Further, it has been known that the relationship between the deviation amount of the rotation speed of the rolling roll 40 and the deviation amount of the product sheet thickness after rolling has a relationship as shown in the graph of FIG. Therefore, by reducing the deviation amount of the actual rotation speed of the rolling roll 40 according to the present embodiment, it is possible to reduce the deviation amount of the thickness of the product to be rolled and improve the product quality. it can.

[0052]

As described above, according to the present invention, the responsiveness of the driving force control of the electric motor for driving the rolling rolls is improved, thereby improving the precision and stability of the rolling condition control,
An excellent effect that the quality of the rolled material can be improved can be obtained.

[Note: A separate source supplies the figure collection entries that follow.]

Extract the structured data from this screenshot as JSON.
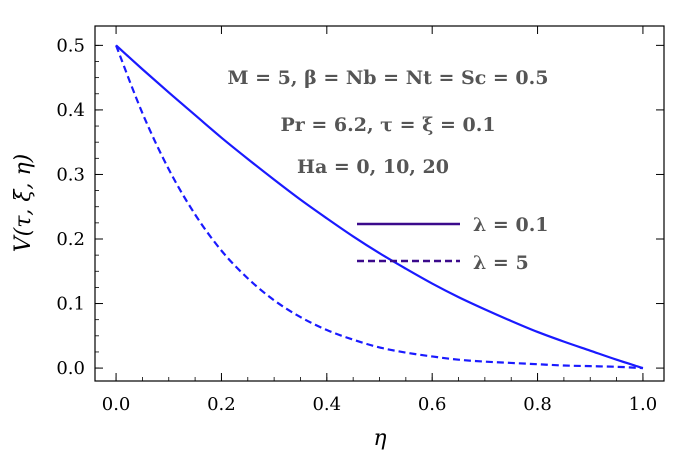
{
  "chart_data": {
    "type": "line",
    "xlabel": "η",
    "ylabel": "V(τ, ξ, η)",
    "xlim": [
      -0.04,
      1.04
    ],
    "ylim": [
      -0.02,
      0.53
    ],
    "xticks": [
      "0.0",
      "0.2",
      "0.4",
      "0.6",
      "0.8",
      "1.0"
    ],
    "xtick_values": [
      0,
      0.2,
      0.4,
      0.6,
      0.8,
      1.0
    ],
    "yticks": [
      "0.0",
      "0.1",
      "0.2",
      "0.3",
      "0.4",
      "0.5"
    ],
    "ytick_values": [
      0,
      0.1,
      0.2,
      0.3,
      0.4,
      0.5
    ],
    "grid": false,
    "legend_placement": "center-right",
    "annotations": [
      "M = 5, β = Nb = Nt = Sc = 0.5",
      "Pr = 6.2, τ = ξ = 0.1",
      "Ha = 0, 10, 20"
    ],
    "series": [
      {
        "name": "λ = 0.1",
        "style": "solid",
        "color": "#1a1aff",
        "legend_color": "#3b0a8c",
        "x": [
          0,
          0.05,
          0.1,
          0.15,
          0.2,
          0.25,
          0.3,
          0.35,
          0.4,
          0.45,
          0.5,
          0.55,
          0.6,
          0.65,
          0.7,
          0.75,
          0.8,
          0.85,
          0.9,
          0.95,
          1.0
        ],
        "y": [
          0.5,
          0.463,
          0.427,
          0.392,
          0.357,
          0.324,
          0.292,
          0.261,
          0.232,
          0.204,
          0.178,
          0.154,
          0.131,
          0.11,
          0.091,
          0.073,
          0.056,
          0.041,
          0.027,
          0.013,
          0.0
        ]
      },
      {
        "name": "λ = 5",
        "style": "dashed",
        "color": "#1a1aff",
        "legend_color": "#3b0a8c",
        "x": [
          0,
          0.05,
          0.1,
          0.15,
          0.2,
          0.25,
          0.3,
          0.35,
          0.4,
          0.45,
          0.5,
          0.55,
          0.6,
          0.65,
          0.7,
          0.75,
          0.8,
          0.85,
          0.9,
          0.95,
          1.0
        ],
        "y": [
          0.5,
          0.395,
          0.308,
          0.238,
          0.182,
          0.139,
          0.105,
          0.079,
          0.059,
          0.044,
          0.032,
          0.024,
          0.018,
          0.013,
          0.01,
          0.008,
          0.006,
          0.004,
          0.003,
          0.002,
          0.0
        ]
      }
    ]
  }
}
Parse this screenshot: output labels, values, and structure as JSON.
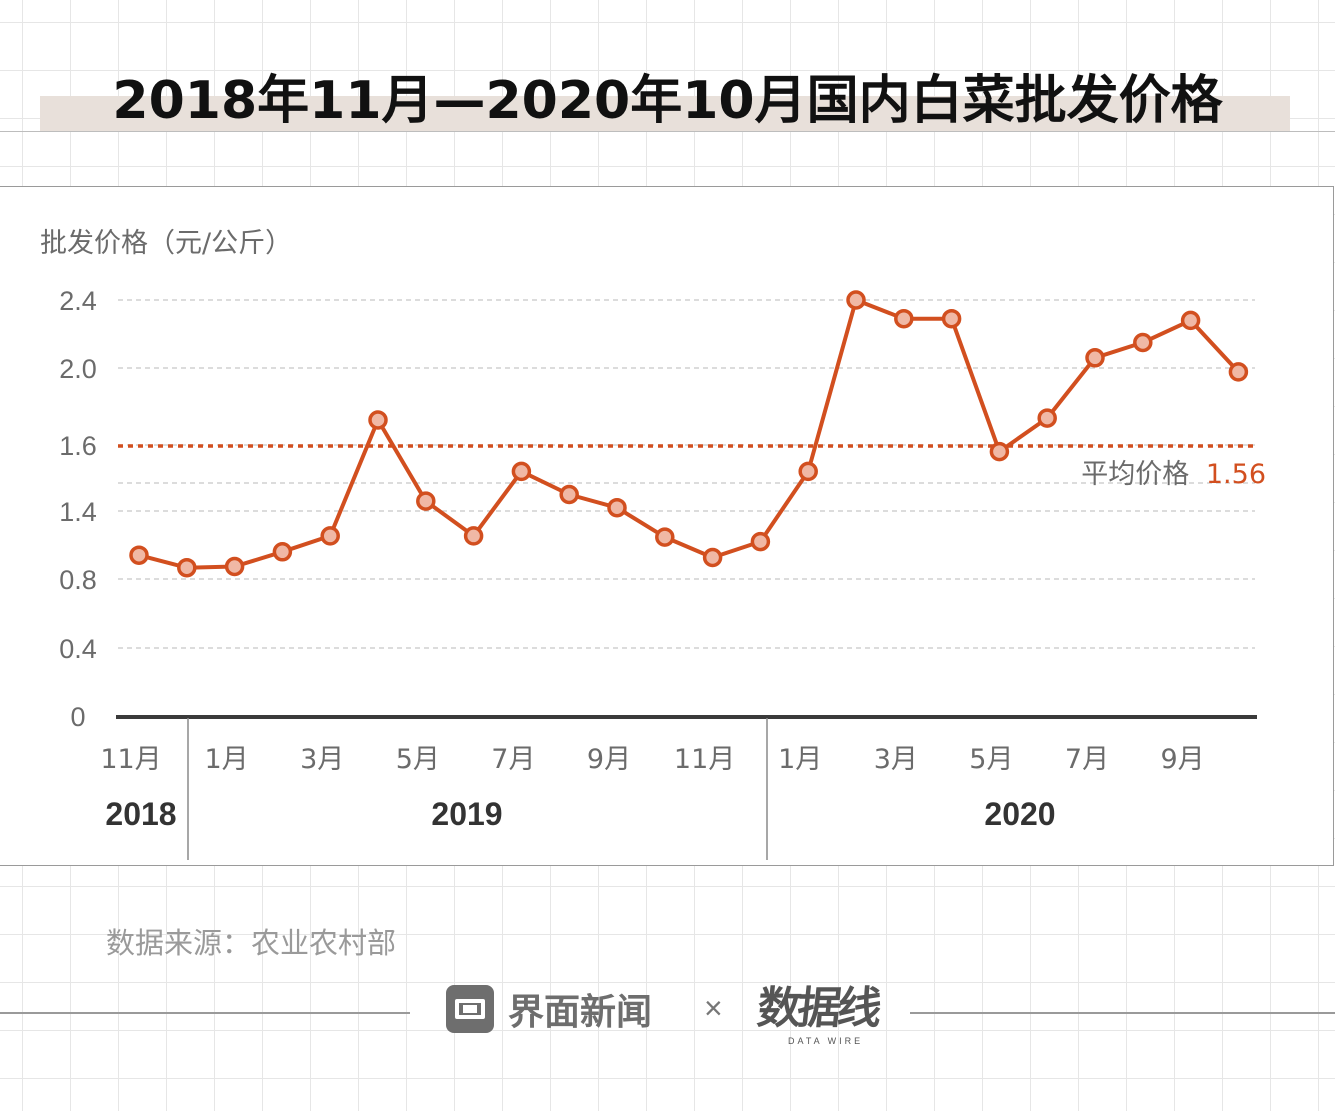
{
  "title": "2018年11月—2020年10月国内白菜批发价格",
  "source": "数据来源：农业农村部",
  "branding": {
    "jiemian": "界面新闻",
    "times": "×",
    "datawire": "数据线",
    "datawire_en": "DATA WIRE"
  },
  "colors": {
    "accent": "#d24f1f",
    "marker_fill": "#f0b8a5",
    "axis_text": "#6b6b6b",
    "year_text": "#333333"
  },
  "chart_data": {
    "type": "line",
    "ylabel": "批发价格（元/公斤）",
    "ylim": [
      0,
      2.4
    ],
    "yticks": [
      "2.4",
      "2.0",
      "1.6",
      "1.4",
      "0.8",
      "0.4",
      "0"
    ],
    "grid": true,
    "categories": [
      "2018-11",
      "2018-12",
      "2019-01",
      "2019-02",
      "2019-03",
      "2019-04",
      "2019-05",
      "2019-06",
      "2019-07",
      "2019-08",
      "2019-09",
      "2019-10",
      "2019-11",
      "2019-12",
      "2020-01",
      "2020-02",
      "2020-03",
      "2020-04",
      "2020-05",
      "2020-06",
      "2020-07",
      "2020-08",
      "2020-09",
      "2020-10"
    ],
    "xtick_labels": [
      {
        "index": 0,
        "label": "11月"
      },
      {
        "index": 2,
        "label": "1月"
      },
      {
        "index": 4,
        "label": "3月"
      },
      {
        "index": 6,
        "label": "5月"
      },
      {
        "index": 8,
        "label": "7月"
      },
      {
        "index": 10,
        "label": "9月"
      },
      {
        "index": 12,
        "label": "11月"
      },
      {
        "index": 14,
        "label": "1月"
      },
      {
        "index": 16,
        "label": "3月"
      },
      {
        "index": 18,
        "label": "5月"
      },
      {
        "index": 20,
        "label": "7月"
      },
      {
        "index": 22,
        "label": "9月"
      }
    ],
    "years": [
      {
        "label": "2018",
        "start": 0,
        "end": 1
      },
      {
        "label": "2019",
        "start": 2,
        "end": 13
      },
      {
        "label": "2020",
        "start": 14,
        "end": 23
      }
    ],
    "series": [
      {
        "values": [
          1.01,
          0.9,
          0.91,
          1.04,
          1.18,
          1.73,
          1.43,
          1.18,
          1.52,
          1.45,
          1.41,
          1.17,
          0.99,
          1.13,
          1.52,
          2.4,
          2.29,
          2.29,
          1.58,
          1.74,
          2.06,
          2.15,
          2.28,
          1.98
        ]
      }
    ],
    "average": {
      "label": "平均价格",
      "value": 1.56,
      "value_label": "1.56"
    }
  }
}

[Brief description of drawings]

FIG. 1 is a block diagram showing the gist of the present invention.

FIG. 2 is a block diagram showing a configuration of a rolling mill driving electric motor control device according to an embodiment of the present invention.

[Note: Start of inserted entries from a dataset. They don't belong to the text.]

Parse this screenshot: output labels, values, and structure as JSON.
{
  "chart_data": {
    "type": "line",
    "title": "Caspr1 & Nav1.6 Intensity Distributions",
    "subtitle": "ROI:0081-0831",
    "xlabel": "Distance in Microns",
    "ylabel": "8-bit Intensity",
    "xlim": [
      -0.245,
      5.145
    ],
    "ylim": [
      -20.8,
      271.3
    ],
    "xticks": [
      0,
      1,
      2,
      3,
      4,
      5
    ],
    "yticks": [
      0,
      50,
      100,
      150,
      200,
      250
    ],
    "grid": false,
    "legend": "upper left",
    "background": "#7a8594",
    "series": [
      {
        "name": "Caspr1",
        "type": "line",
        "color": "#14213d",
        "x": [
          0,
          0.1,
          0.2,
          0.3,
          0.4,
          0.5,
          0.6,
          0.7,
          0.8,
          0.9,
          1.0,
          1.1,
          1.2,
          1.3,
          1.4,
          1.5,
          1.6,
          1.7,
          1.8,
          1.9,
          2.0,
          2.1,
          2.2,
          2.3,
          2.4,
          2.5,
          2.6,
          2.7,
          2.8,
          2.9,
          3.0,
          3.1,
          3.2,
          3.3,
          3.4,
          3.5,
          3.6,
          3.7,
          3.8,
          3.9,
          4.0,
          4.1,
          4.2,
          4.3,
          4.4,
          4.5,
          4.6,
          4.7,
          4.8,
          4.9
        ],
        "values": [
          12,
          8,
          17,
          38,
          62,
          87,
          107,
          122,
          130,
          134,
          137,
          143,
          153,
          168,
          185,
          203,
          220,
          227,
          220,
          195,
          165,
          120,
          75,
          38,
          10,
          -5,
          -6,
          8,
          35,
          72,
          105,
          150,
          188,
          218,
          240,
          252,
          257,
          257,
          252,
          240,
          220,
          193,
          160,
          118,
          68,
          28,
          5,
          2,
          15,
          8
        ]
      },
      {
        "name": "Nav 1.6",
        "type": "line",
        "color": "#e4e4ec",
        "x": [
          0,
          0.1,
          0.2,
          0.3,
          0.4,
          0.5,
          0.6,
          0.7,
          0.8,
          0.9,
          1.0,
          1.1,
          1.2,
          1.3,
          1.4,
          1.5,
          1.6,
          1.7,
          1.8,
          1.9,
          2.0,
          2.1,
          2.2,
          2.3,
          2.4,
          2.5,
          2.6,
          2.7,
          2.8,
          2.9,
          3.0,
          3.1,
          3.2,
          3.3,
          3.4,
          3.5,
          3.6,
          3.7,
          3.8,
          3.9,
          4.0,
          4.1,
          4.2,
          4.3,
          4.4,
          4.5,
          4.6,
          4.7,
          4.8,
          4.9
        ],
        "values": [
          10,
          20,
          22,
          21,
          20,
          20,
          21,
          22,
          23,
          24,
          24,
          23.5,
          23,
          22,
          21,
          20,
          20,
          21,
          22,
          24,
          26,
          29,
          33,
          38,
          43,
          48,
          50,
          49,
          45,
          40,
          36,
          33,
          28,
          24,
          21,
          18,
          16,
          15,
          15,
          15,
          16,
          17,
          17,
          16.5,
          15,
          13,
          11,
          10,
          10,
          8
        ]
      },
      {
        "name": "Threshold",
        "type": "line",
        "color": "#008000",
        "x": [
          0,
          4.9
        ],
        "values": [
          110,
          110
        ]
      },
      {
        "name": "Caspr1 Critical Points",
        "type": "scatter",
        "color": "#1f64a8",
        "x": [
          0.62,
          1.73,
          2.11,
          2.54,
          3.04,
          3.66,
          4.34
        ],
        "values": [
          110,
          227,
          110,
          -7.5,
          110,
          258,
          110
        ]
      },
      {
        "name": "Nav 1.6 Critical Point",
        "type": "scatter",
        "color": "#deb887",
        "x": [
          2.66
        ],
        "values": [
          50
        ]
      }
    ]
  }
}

FIG. 3 is a graph showing the effect of the above embodiment (switch SW
(When off)

FIG. 4 is a graph showing the effect of the embodiment (switch SW
(When on)

FIG. 5 is a graph showing the relationship between the rolling speed deviation amount and the rolled product sheet thickness deviation amount.

[Explanation of symbols]

 10 ... Rolling condition measuring device 12, 12a ... Rolling torque calculation device 14 ... Command value 14a ... Speed command 16 ... Feedback value 20, 20a ... Motor power control device 22 ... Speed compensator 24 ... Torque adjuster 26 ... Voltage adjuster 30 Model calculation computer 40 Rolling roll 42 Backup roll 44 Electric motor 46 Pulse generators 50a and 50b Plate thickness gauges 52a and 52b Tension meter 54 Rolling load meter

Claims (1)

[Claims] 1. A rolling mill driving electric motor control device for controlling the driving force of a rolling material when rolling the material to be rolled by opposing rolling rolls driven by an electric motor. A rolling mill driving electric motor control device comprising: a rolling torque calculation device for calculating a rolling torque G; and an electric motor power control device for controlling the driving force of the electric motor according to at least the rolling torque G.